Die Gefahr ist in den Wohngebieten fast unsichtbar

Viele Seitenbäche sind in den Wohngebieten kaum präsent, da sie in Rohren, sogenannten Dohlen, verlaufen. Zum Beispiel der Krebsbach, der zunächst durch das Gebiet Lind fließt und dann ab der Nollenstraße unterirdisch verläuft. Oder in Öflingen der Mühlebach. Hier gab es in der Vergangenheit immer wieder Überflutungen, weil der Rechen am Einlauf zur Dohle verstopft war. „Wenn die Dohle es nicht schafft, gibt es Hochwasser, das ist auch durch größere Dohlen nicht zu lösen,“ so Thater. Dies könne vor allem dann zu einem Problem werden, wenn etwa bei einem Gewitter mit Starkregen komme und der Boden bereits gesättigt sei, so Thater: „Dann gibt es nahezu im gesamten Stadtgebiet Schlammlawinen. Das ist so, davor können wir uns auch nicht schützen.“

Planung: Ordnungsamtsleiter Stefan Schmitz (links) und Bürgermeister Michael Thater mit Plänen zum Katastrophenschutz und ...
Planung: Ordnungsamtsleiter Stefan Schmitz (links) und Bürgermeister Michael Thater mit Plänen zum Katastrophenschutz und Hochwassergefahrenkarten für das Wehratal. Im herbst soll mit mehr Öffentlichkeitsarbeit die Zusammenarbeit der Gemeinden und die Information der Bevölkerung vorangebracht werden. BILD: J. BECKER | Bild: Julia Becker

Acht Seitenbäche mit zehn Quadratkilometer Einzugsbereich

Rückhaltungen für die Bäche zu installieren sei nicht möglich: „Es sind acht bis neun Bäche, das ist zu viel. Und es wäre ein zu massiver Eingriff in die Natur – und es ist nicht genug bei extremen Mengen Niederschlagswasser“, so Thater. Fast das gesamte Stadtgebiet östlich der Wehra ist letztlich betroffen, der Einzugsbereich der Bäche beträgt über zehn Quadratkilometer. Im Norden fließt der Fischbach ins Gebiet Klostermatt, der Krebsbach ins Gebiet Breitmatt und nach Niederwehr der Klingengraben. Weiter im Süden sind es der Finsterbach und der Ziegbach, in Öflingen der Mühlebach, der Dorfbach, der Mättlengraben und der Rötelbach, der bis nach Brennet fließt.

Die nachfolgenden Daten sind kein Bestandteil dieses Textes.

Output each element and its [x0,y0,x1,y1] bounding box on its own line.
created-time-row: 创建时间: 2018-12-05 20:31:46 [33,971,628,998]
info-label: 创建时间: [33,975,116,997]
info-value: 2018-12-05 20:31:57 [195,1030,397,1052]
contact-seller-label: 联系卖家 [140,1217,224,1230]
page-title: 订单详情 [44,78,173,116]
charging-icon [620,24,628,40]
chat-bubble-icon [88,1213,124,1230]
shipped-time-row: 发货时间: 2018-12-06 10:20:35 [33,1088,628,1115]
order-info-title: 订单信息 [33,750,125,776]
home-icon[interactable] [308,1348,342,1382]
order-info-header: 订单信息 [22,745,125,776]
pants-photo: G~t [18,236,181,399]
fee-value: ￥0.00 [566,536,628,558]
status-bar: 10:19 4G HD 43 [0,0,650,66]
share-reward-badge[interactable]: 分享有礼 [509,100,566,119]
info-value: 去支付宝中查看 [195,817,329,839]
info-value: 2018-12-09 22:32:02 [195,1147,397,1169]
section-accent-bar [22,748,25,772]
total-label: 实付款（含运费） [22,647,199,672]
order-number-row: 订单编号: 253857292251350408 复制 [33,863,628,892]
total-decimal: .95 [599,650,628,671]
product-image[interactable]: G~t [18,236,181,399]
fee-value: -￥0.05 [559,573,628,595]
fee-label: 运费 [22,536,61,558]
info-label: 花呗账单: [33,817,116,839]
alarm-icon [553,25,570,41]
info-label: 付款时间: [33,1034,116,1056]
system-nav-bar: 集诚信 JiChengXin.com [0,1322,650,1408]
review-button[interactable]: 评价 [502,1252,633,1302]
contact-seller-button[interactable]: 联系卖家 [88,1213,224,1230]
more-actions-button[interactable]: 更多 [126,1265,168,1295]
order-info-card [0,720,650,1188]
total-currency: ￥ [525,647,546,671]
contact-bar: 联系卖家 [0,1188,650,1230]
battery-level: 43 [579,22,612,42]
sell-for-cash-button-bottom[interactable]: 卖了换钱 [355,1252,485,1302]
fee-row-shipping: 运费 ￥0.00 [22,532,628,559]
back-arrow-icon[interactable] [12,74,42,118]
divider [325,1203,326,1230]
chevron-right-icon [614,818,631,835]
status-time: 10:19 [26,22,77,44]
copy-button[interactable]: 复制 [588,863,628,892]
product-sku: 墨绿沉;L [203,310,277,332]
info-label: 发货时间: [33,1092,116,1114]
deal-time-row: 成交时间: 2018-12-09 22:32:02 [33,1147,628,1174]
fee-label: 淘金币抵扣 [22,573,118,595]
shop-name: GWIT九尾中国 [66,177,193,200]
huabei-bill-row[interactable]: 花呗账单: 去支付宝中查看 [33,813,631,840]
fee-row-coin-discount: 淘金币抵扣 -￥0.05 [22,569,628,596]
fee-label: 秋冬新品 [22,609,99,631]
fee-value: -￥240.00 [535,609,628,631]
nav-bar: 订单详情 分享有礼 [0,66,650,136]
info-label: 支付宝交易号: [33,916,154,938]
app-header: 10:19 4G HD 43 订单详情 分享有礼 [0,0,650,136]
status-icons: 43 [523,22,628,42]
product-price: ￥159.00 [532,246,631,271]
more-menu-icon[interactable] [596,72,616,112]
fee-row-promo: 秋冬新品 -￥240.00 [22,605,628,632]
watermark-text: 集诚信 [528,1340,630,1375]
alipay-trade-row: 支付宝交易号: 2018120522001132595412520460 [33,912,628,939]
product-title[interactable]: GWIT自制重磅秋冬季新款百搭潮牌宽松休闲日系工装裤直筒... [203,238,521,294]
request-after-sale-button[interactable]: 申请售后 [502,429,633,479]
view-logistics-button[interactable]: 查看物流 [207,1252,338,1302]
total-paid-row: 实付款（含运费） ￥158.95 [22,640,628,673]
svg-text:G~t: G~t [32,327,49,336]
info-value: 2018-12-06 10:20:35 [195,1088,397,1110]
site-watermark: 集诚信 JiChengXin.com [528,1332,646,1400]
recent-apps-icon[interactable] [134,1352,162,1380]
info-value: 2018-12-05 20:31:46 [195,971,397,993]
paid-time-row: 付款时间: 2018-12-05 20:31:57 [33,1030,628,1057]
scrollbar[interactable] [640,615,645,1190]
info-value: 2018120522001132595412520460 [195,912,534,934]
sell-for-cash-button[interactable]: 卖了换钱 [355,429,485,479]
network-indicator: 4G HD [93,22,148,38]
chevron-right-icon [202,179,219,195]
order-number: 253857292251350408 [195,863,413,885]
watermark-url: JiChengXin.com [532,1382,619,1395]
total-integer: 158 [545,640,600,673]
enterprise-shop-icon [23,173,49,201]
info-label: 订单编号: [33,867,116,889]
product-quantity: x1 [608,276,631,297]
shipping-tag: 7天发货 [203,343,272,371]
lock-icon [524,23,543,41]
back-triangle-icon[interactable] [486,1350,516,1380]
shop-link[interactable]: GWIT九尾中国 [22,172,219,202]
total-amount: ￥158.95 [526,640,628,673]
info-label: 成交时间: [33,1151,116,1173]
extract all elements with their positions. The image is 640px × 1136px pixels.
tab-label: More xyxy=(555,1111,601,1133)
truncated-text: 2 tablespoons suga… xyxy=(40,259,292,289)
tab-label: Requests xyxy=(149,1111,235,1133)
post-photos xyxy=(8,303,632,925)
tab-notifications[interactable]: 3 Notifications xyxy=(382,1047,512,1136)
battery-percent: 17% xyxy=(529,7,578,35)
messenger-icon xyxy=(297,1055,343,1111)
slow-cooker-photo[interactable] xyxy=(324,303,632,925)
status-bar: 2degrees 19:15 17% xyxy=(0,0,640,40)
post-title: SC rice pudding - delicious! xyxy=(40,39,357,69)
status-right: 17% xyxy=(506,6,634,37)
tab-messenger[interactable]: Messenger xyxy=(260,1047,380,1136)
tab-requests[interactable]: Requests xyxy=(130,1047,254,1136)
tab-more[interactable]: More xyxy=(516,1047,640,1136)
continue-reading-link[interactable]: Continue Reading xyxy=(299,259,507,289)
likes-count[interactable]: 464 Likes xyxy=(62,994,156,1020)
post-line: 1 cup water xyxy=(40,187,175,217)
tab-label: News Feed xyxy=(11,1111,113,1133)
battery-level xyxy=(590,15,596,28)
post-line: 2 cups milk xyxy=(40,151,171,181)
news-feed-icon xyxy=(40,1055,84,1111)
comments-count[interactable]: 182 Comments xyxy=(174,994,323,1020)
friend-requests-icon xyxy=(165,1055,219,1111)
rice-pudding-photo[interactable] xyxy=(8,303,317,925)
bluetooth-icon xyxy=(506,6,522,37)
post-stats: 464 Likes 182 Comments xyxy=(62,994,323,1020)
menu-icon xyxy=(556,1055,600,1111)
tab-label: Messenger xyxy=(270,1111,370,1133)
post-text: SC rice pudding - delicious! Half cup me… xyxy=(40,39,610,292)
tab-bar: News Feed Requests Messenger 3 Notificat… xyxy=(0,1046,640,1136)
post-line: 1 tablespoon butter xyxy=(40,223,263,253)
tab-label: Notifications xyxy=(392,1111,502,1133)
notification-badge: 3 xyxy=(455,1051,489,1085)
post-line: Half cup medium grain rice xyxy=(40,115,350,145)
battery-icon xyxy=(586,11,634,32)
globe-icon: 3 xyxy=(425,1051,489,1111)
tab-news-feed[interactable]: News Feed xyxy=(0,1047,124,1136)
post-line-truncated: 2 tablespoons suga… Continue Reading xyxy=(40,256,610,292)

Die Überflutungsgefahr am Beispiel des Krebsbachs, der große Teile des Wohngebiets Breitmatt überspülen könnte.
Die Überflutungsgefahr am Beispiel des Krebsbachs, der große Teile des Wohngebiets Breitmatt überspülen könnte. | Bild: Steller, Jessica

Sensoren, die die Bäche überwachen, seien zwar denkbar, diese müssten aber auch funktionieren. Ordnungsamtleiter Stefan Schmitz, der für den Katastrophenschutz zuständig ist, berichtet von einer Unsitte einiger Anwohner, die immer wieder Grünschnitt in den Bächen entsorgen. „Die kleinen Bäche sind dann schnell hoch gestaut.“ Mit Sensoren würde sich dann in falscher Sicherheit gewiegt. Und so verweist man im Rathaus auch auf die Eigenverantwortung der Bürger: Um sich vor Überschwemmungen zu schützen, könnte man „bauliche Lösungen am eigenen Haus finden“, so Thater. Es gebe es beim Umweltministerium des Landes Informationsmaterial für Vorsorge im Hochwasserfall, ergänzt Schmitz. Bis zu einem gewissen Punkt könne man auch auf die städtische Kanalisation setzten: Diese sei für den Ort wegen der damaligen Industrieabwässer überdimensioniert und könne somit auch mehr Regenwasser aufnehmen, erklärt Schmitz.

Prognosen sehr schweirig

Als 2014 die Karten zum Hochwasserschutz erschienen und diese das Baurecht erheblich einschränkten, gab es aus dem Rathaus Kritik: zu ungenau seien die Angaben, zu großzügig dimensioniert die möglichen Überschwemmungsgebiete. „Je kleiner das betrachtete Gebiet, desto ungenauer wird die Prognose“, so Thater. So sei die Prognose für die acht Seitenbäche seiner Meinung nach zu ungenau gewesen. Es wurde nachberechnet, ganz zufrieden ist der Bürgermeister aber trotzdem nicht: „Es ist aber spannend, da wir so auf die Risiken der Bäche hinweisen können. Das versöhnt mich etwas.“ Im städtischen Mitteilungsblatt sollen nun die Hochwasserschutzkarten erneut abgedruckt werden und die Bevölkerung für das Problem sensibilisiert werden.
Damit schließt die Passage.